Bu tabloyu, suçun unsurlarının objektif esaslara uygun ve iyi düzenlenmemesinin yarattığını savunan Uysal, “Bu durum, büyük kısmı beraatle sonuçlansa dahi, binlerce kişinin yıllar süren davalarla haksız yere yargılanmasına ve adliyelerde mağdur olmasına sebebiyet vermekte ve girişimcilik de adeta cezalandırılmaktadır” dedi.
KAYIT DIŞI İLE MÜCADELE“Suç ve cezalarda şahsilik ilkesinin” ceza hukukunun temel ilkelerinden birisi olduğuna da işaret eden Uysal, mevcut vergi ceza sisteminin bu ilkeye de aykırı sonuçlar doğurduğunu söyledi. İdari para cezası şeklindeki vergi ziyaı cezasının da, kayıt dışı ekonomi ile mücadelede gerekli etkinliği sağlayamadığını kaydeden Uysal, bütün bu unsurların, vergi ceza sisteminin yeniden gözden geçirilmesini zorunlu kıldığını ifade etti.
Bu nedenle Vergi Konseyi olarak, bir yılı aşkın süredir bir çalışma yürüttüklerini anlatan Vergi Konseyi Başkanı, söz konusu çalışmada Yargıtay ve Danıştay kararlarını taradıklarını, uygulamada karşılaşılan sorunlar ışığında, çok sayıda vergi ve ceza hukukçusundan görüş aldıklarını bildirdi.
VERGİ USUL KANUNU YENİDEN YAZILIYORDevam eden bu faaliyetler ışığında, oluşturulan çalışma gruplarının, içinde cezaların da bulunacağı Vergi Usul Kanunu'nu tümüyle yeniden yazacağını belirten Uysal, daha sonra şu açıklamalarda bulundu: “Taslak çalışmanın, temel sorunları çözmesi yanında, dünya eğilimlerini de dikkate alması genel yaklaşımımızdır. Bu amaçla, bize model olabilecek, 10 ayrı ülkenin ceza sistemleri incelenmektedir.

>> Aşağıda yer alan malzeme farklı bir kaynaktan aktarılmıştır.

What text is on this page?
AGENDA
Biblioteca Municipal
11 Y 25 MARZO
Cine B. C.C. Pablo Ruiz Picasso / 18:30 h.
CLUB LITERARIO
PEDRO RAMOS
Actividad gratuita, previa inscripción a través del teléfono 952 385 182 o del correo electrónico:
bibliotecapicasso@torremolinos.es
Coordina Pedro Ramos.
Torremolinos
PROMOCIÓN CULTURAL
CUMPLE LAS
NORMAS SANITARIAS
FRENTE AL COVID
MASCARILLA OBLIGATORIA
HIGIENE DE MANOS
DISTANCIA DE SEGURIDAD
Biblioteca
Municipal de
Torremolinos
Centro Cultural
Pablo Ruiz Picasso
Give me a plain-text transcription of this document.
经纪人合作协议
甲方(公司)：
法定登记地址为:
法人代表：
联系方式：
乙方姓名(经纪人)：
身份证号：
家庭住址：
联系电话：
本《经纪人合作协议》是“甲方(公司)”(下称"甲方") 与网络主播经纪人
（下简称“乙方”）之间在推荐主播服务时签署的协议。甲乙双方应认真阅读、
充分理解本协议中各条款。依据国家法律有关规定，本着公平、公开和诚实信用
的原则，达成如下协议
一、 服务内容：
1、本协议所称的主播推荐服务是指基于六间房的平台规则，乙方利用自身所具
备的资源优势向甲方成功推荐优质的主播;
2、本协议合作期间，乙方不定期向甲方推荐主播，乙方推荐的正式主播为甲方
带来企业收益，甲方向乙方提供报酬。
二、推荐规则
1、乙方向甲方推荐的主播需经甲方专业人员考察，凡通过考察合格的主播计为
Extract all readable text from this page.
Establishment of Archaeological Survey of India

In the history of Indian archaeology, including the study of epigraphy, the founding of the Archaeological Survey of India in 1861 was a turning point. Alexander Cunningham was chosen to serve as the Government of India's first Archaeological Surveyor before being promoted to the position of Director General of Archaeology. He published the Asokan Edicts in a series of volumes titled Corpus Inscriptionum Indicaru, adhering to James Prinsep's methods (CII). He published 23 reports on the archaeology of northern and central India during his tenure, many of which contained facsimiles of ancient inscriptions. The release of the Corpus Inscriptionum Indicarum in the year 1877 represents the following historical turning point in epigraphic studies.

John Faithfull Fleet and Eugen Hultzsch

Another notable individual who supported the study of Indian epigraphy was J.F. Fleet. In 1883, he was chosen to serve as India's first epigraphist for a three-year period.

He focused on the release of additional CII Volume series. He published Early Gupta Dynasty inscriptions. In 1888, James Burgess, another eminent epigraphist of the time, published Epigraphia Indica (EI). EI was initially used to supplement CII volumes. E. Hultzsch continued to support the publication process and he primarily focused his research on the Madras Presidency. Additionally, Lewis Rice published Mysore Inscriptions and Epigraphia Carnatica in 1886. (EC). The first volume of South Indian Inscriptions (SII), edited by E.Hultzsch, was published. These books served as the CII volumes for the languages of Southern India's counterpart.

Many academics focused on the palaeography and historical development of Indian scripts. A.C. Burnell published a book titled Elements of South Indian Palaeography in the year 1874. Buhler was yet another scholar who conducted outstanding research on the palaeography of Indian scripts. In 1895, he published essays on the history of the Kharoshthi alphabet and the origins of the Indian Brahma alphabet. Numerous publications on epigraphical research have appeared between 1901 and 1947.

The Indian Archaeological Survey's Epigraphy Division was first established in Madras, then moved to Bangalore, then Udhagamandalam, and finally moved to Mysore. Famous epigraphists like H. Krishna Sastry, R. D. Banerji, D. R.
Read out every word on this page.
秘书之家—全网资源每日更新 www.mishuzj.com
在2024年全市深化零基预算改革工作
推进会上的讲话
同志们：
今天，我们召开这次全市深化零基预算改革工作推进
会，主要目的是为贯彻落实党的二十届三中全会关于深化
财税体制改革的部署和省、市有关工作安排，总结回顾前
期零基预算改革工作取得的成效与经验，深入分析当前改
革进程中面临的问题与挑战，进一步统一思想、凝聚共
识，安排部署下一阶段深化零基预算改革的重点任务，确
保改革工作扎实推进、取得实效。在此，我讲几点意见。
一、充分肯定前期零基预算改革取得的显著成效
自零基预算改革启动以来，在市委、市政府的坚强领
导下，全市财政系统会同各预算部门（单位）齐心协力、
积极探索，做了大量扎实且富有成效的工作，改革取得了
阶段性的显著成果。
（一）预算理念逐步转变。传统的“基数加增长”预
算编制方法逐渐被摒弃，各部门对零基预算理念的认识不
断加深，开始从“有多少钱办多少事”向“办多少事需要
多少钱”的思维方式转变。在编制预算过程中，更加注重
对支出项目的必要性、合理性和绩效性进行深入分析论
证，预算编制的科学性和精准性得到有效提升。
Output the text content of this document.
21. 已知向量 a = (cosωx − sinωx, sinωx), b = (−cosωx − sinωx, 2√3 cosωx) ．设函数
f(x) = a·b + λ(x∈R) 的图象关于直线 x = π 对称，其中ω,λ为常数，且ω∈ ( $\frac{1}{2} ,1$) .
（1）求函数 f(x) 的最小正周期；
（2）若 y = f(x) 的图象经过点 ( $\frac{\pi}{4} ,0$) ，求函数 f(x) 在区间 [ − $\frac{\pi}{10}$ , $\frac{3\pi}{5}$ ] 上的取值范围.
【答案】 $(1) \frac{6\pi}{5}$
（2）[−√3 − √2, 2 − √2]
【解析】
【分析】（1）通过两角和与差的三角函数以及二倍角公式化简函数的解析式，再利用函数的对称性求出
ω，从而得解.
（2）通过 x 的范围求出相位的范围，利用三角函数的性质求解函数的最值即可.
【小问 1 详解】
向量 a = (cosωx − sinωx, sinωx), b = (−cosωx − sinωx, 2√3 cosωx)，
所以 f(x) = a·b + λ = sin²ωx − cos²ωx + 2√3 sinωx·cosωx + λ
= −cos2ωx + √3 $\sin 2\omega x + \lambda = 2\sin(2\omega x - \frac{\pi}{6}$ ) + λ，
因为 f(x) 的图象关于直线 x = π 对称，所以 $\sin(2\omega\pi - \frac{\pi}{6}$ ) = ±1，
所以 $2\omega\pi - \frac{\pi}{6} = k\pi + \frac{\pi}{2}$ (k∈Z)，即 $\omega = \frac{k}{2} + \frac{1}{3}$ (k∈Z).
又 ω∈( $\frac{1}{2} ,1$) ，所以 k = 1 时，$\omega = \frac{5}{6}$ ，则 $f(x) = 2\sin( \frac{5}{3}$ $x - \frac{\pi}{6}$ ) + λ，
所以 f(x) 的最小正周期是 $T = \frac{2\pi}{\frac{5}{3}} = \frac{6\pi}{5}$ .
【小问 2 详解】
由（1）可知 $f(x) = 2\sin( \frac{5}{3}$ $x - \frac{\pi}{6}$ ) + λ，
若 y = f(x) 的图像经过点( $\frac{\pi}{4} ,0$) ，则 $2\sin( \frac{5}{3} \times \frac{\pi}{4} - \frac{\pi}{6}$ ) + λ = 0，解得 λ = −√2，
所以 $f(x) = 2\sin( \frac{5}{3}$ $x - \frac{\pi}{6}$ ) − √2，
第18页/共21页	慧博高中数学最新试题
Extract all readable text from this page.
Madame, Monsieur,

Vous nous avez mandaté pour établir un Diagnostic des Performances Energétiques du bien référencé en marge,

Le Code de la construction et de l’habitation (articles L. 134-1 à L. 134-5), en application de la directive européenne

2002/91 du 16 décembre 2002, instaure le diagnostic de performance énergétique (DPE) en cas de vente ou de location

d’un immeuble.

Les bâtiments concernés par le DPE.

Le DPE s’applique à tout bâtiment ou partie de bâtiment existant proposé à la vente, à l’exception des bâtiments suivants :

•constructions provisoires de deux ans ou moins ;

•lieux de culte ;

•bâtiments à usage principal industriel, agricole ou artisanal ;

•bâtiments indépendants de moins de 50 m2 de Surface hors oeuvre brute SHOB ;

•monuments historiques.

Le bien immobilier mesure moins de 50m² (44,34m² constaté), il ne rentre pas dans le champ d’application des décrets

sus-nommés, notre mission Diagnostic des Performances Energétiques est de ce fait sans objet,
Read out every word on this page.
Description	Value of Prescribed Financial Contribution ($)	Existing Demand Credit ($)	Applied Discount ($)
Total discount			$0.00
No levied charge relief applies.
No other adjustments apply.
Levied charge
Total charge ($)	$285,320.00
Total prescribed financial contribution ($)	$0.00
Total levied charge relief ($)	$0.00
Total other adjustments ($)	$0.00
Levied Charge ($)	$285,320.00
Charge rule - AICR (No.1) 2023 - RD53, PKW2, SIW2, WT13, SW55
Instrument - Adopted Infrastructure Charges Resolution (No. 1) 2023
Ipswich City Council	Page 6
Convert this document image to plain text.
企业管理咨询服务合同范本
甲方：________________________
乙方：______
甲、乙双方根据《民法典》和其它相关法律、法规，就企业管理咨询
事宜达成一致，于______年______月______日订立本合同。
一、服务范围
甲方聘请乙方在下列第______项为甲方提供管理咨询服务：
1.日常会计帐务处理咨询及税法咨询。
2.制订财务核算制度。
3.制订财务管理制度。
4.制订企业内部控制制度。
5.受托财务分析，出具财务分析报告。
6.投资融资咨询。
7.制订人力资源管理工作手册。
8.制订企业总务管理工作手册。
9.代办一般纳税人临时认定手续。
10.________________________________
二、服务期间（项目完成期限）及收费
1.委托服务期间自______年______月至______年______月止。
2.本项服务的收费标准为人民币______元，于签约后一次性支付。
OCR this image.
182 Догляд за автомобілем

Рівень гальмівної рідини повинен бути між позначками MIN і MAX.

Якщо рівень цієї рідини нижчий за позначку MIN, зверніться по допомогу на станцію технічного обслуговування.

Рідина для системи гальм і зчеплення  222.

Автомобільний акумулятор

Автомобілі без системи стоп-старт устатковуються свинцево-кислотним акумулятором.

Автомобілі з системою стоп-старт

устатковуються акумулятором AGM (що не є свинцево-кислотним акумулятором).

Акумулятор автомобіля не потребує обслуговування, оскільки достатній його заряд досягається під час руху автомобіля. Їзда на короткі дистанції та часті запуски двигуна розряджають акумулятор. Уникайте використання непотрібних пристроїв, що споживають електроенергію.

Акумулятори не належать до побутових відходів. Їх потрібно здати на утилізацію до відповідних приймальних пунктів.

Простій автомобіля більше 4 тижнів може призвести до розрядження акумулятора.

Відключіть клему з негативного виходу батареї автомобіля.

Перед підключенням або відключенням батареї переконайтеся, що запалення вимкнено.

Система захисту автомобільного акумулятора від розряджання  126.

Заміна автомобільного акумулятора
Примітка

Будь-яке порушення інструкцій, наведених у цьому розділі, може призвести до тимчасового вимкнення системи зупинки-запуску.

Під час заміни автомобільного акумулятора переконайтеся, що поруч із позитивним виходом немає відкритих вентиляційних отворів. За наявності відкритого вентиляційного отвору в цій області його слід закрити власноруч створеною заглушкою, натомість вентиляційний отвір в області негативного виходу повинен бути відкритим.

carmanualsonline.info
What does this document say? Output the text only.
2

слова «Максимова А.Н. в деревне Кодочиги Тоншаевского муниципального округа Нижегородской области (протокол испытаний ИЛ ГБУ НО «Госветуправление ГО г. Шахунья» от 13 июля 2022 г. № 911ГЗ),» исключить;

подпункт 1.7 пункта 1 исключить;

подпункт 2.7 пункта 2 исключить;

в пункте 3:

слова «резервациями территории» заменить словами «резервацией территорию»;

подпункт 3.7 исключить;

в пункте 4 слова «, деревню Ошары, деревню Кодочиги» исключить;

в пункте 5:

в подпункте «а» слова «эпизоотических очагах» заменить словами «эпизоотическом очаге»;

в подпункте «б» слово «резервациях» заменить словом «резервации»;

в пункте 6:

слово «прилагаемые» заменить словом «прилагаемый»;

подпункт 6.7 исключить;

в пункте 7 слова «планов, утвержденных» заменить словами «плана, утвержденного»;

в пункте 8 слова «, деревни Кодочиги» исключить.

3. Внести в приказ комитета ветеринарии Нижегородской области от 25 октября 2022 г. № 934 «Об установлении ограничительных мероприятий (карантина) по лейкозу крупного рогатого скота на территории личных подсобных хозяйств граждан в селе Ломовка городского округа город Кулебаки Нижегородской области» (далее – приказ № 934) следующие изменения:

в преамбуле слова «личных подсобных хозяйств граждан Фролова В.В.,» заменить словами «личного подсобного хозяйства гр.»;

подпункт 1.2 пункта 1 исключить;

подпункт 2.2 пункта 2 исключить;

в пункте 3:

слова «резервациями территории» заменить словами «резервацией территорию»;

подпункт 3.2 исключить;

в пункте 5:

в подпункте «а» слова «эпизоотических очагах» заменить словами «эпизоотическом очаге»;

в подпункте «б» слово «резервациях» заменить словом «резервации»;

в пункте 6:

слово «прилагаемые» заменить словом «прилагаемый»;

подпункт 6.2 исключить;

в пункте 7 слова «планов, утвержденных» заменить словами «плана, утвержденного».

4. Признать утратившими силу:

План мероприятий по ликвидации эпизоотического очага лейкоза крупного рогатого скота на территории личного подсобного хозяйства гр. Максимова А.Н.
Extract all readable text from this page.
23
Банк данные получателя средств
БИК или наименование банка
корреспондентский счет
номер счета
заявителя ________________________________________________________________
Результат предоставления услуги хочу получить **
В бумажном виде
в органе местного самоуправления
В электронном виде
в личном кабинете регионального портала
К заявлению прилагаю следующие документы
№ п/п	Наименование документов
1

Vergi cezalarında temel yaklaşımımız, kötü niyetli mükellefler için vergi kaçırmayı, kayıt dışı çalışmayı caydırıcı hale getirmekle birlikte, girişimciliğin ve girişimcilerin haksız cezalandırılmasını da önlemektir. Bu çalışmalardaki amaç da, yeni bir af oluşturmak değil, daha adil, çağdaş hukukla, ceza hukukunun temel ilkeleri ile uyumlu, kayıt dışı ekonomi ile mücadelede etkin bir vergi ceza hukuk sistemi oluşturmaktır.”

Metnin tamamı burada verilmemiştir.